Le choix du non au référendum s’accompagnerait d’un autre risque, et non des moindres. Les populations des différentes nations qui composent le Royaume-Uni ne sont pas toutes sur la même longueur d’onde. « Ici, en Écosse, nous avons une conception beaucoup plus protectrice des droits des personnes. Nous sommes davantage touchés par le chômage. Les Écossais, dans leur grande majorité, voudront rester à l’intérieur de l’Union, remarque Alan Knight, documentariste écossais. Du coup, la question de l’indépendance vis-à-vis de la Grande-Bretagne se posera de nouveau. Le même sentiment proeuropéen prévaut également au pays de Galles et en Irlande du Nord. » En plus de menacer la cohésion de l’ensemble de l’édifice européen, le Brexit pourrait donc être la première étape d’un détricotage de l’ensemble du Royaume-Uni.

mneltchaninoff@cfdt.fr


 

Une réaction en chaîne peu probable

Un effet domino de sortie de l’Union européenne après le Brexit ? Les deux experts que nous avons interrogés – Thierry Chopin, directeur des études à la Fondation Robert-Schuman et chercheur associé à la London School of Economics (LSE), et Yves Bertoncini, directeur de l’Institut Jacques-Delors – n’y croient pas, même s’ils voient dans le Brexit un très mauvais signal pour l’Europe.
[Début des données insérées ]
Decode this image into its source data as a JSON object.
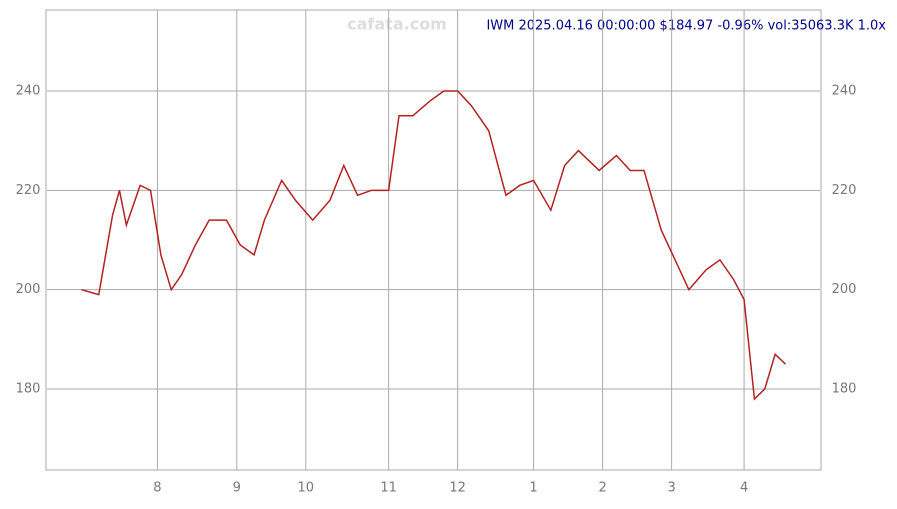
{
  "chart_data": {
    "type": "line",
    "title": "IWM 2025.04.16 00:00:00 $184.97 -0.96% vol:35063.3K 1.0x",
    "watermark": "cafata.com",
    "x": [
      10,
      15,
      19,
      21,
      23,
      27,
      30,
      33,
      36,
      39,
      43,
      47,
      52,
      56,
      60,
      63,
      68,
      72,
      77,
      82,
      86,
      90,
      94,
      99,
      102,
      106,
      111,
      115,
      119,
      123,
      128,
      133,
      137,
      141,
      146,
      150,
      154,
      160,
      165,
      169,
      173,
      178,
      182,
      186,
      191,
      195,
      199,
      202,
      205,
      208,
      211,
      214
    ],
    "series": [
      {
        "name": "IWM",
        "color": "#b22222",
        "values": [
          200,
          199,
          215,
          220,
          213,
          221,
          220,
          207,
          200,
          203,
          209,
          214,
          214,
          209,
          207,
          214,
          222,
          218,
          214,
          218,
          225,
          219,
          220,
          220,
          235,
          235,
          238,
          240,
          240,
          237,
          232,
          219,
          221,
          222,
          216,
          225,
          228,
          224,
          227,
          224,
          224,
          212,
          206,
          200,
          204,
          206,
          202,
          198,
          178,
          180,
          187,
          185
        ]
      }
    ],
    "xlim": [
      0,
      224
    ],
    "xticks": [
      {
        "value": 32,
        "label": "8"
      },
      {
        "value": 55,
        "label": "9"
      },
      {
        "value": 75,
        "label": "10"
      },
      {
        "value": 99,
        "label": "11"
      },
      {
        "value": 119,
        "label": "12"
      },
      {
        "value": 141,
        "label": "1"
      },
      {
        "value": 161,
        "label": "2"
      },
      {
        "value": 181,
        "label": "3"
      },
      {
        "value": 202,
        "label": "4"
      }
    ],
    "ylim": [
      163.7,
      256.3
    ],
    "yticks": [
      180,
      200,
      220,
      240
    ],
    "grid": true
  }
}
Thierry Chopin s’appuie sur le rapport Eurobaromètre spécial de septembre 2015 pour asseoir son argument. « À la question ‘‘D’une façon générale, pensez-vous que le fait pour (notre pays) de faire partie de l’UE est une bonne ou une mauvaise chose ?”, dans tous les pays de l’UE, la réponse ‘‘est une bonne chose” est supérieure à ‘‘mauvaise chose” », constate-t-il. Mais certains sont effectivement partagés tels que Chypre (36 % contre 30 %), l’Autriche (36 % contre 29 %) ou la République tchèque (34 % contre 24 %). » Selon Yves Bertoncini, « il faut distinguer l’euroscepticisme, qui existe presque partout en Europe et qui a progressé, et l’europhobie, qui n’existe pratiquement qu’en Grande-Bretagne. Certes, en Allemagne, on aime moins l’UE parce qu’il a fallu aider les Grecs ; c’était trop de solidarité. Les Grecs l’aiment moins parce que c’était trop d’austérité. Idem pour les réfugiés : pour les uns, on aime moins l’UE parce qu’elle laisse entrer trop de réfugiés, pour les autres, parce qu’elle n’est pas assez humaniste. Mais si on regarde les choses du strict point de vue de l’appartenance, personne ne veut sortir de l’Union ».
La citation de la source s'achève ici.